Created attachment 928070 [details] Patch to maintain a list of rpc_clnt structures for each caller using multiple IPs to access server Description of problem: If an NFS client uses two different virtual IP addresses to access mounts from a glusterfs server (as can happen in load-balancing situations, especially if one filesystem is mounted from one server and a second from another server but then the IP from the second server is failed over to the first server), then client lock attempts fail because the "lock granted" reply uses, as its source IP address, the address the client FIRST used to talk to the server. The client then rejects the "lock granted" message because of the source address mismatch.

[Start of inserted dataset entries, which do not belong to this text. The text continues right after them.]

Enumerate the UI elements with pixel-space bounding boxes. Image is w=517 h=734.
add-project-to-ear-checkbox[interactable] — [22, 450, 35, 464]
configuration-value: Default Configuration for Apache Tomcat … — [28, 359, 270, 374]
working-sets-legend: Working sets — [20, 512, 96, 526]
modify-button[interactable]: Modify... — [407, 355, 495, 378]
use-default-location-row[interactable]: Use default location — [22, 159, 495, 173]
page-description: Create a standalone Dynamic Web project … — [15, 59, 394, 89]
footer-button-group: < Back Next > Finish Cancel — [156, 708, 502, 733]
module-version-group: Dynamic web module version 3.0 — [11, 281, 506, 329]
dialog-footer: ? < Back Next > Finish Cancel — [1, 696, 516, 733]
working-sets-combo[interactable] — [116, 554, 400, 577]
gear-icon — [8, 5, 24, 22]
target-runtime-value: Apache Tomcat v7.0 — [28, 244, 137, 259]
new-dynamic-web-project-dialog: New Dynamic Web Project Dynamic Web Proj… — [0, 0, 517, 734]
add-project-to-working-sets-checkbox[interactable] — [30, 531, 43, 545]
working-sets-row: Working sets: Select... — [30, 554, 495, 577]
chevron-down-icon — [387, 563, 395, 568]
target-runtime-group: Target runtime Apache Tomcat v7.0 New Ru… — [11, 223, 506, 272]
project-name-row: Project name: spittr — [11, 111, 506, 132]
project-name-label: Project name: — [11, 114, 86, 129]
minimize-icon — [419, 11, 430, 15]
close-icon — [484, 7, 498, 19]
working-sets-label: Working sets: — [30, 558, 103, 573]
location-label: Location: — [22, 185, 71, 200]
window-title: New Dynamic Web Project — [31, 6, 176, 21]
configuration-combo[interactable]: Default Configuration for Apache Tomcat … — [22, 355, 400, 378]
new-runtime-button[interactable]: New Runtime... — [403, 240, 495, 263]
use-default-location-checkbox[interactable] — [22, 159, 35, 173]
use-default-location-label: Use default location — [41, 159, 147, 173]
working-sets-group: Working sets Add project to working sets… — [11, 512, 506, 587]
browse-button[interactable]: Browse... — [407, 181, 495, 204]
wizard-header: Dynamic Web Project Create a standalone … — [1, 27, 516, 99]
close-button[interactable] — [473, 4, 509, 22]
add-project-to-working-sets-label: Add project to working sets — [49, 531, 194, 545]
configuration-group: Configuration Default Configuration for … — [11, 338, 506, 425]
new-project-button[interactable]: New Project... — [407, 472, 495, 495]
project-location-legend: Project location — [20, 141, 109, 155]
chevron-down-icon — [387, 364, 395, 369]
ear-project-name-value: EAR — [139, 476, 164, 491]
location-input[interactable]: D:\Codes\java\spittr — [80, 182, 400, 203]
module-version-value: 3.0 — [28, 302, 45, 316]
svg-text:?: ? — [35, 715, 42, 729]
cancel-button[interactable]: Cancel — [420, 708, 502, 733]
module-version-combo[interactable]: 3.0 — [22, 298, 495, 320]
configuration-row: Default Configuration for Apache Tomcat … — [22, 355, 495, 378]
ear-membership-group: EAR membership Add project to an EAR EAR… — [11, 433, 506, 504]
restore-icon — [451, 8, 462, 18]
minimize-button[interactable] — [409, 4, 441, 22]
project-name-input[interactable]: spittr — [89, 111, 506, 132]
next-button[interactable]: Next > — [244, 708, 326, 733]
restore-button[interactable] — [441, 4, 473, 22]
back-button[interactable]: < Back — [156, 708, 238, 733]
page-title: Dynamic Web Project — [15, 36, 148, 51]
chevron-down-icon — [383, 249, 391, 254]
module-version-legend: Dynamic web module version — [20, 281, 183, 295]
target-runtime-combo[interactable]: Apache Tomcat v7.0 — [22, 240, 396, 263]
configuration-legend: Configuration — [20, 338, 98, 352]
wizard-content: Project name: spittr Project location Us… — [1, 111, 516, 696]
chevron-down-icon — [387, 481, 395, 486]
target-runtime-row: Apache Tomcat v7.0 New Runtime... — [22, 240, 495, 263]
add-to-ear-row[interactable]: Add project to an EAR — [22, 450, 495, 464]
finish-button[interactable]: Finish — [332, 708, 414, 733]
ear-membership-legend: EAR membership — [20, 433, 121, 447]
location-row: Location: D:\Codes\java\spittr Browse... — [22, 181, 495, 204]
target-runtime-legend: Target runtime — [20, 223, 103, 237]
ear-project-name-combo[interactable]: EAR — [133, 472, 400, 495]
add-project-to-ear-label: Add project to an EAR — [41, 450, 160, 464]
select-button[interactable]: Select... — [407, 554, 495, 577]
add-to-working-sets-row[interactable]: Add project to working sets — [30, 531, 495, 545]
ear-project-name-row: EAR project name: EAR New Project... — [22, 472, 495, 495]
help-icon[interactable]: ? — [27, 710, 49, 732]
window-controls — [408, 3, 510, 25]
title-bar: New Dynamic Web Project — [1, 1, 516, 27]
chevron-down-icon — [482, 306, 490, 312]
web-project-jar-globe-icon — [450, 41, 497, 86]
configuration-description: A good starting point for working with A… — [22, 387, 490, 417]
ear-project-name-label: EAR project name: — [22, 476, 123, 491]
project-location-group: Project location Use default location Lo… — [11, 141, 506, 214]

This is because, in nlm4.c, lock granting looks up the caller's name in nlm_client_list and, if it finds an entry there with a non-null rpc_clnt, it uses that rpc_clnt to send the lock reply, without checking whether its source address matches the address to which the client directed the lock request. Version-Release number of selected component (if applicable): 3.5.2 How reproducible: 100% Steps to Reproduce: 1. Have 2 IP addresses on server. 2. On client, run mount -t nfs Address1:/volume /mountpoint 3. Do something on client that locks/unlocks a file in /mountpoint; lock succeeds. 4. On client, umount /mountpoint 5. On client, mount -t nfs Address2:/volume /mountpoint 6. Repeat step 3: this time, lock times out. 7. Repeating umount/mount/lock-attempt with Address 1, lock succeeds again, but with Address 2, it fails. Actual results: see above. Expected results: Locks should succeed regardless of the address used by the client to mount the filesystem. Additional info: The attached patch resolves the problem in the testing that I've done. It replaces the "rpc_clnt" entry in nlm_client_list with a LIST of rpc_clnt entries. Calls that look up rpc_clnt entries take an extra argument (the socket structure corresponding to the client's call that is being responded to) and search the list for an rpc_clnt entry with the correct source IP. Then, if none is found, a new rpc_clnt entry is created and added to the list. It should be double-checked by someone familiar with GlusterFS internals to make sure it doesn't break anything especially where locking or multithreading is concerned.
Hi Philip, thanks for the patch! Would you like to post it to our Gerrit instance for review? You can follow the simplified developer workflow that is linked from http://www.gluster.org/community/documentation/index.php/Developers to do so. Let us know in here, on gluster-devel or in #gluster-dev on Freenode/IRC if you have any issues. Thanks, Niels
Will try if I get the time (no promises though ... debugging other problems now!)
This bug is getting closed because the 3.5 is marked End-Of-Life. There will be no further updates to this version. Please open a new bug against a version that still receives bugfixes if you are still facing this issue in a more current release.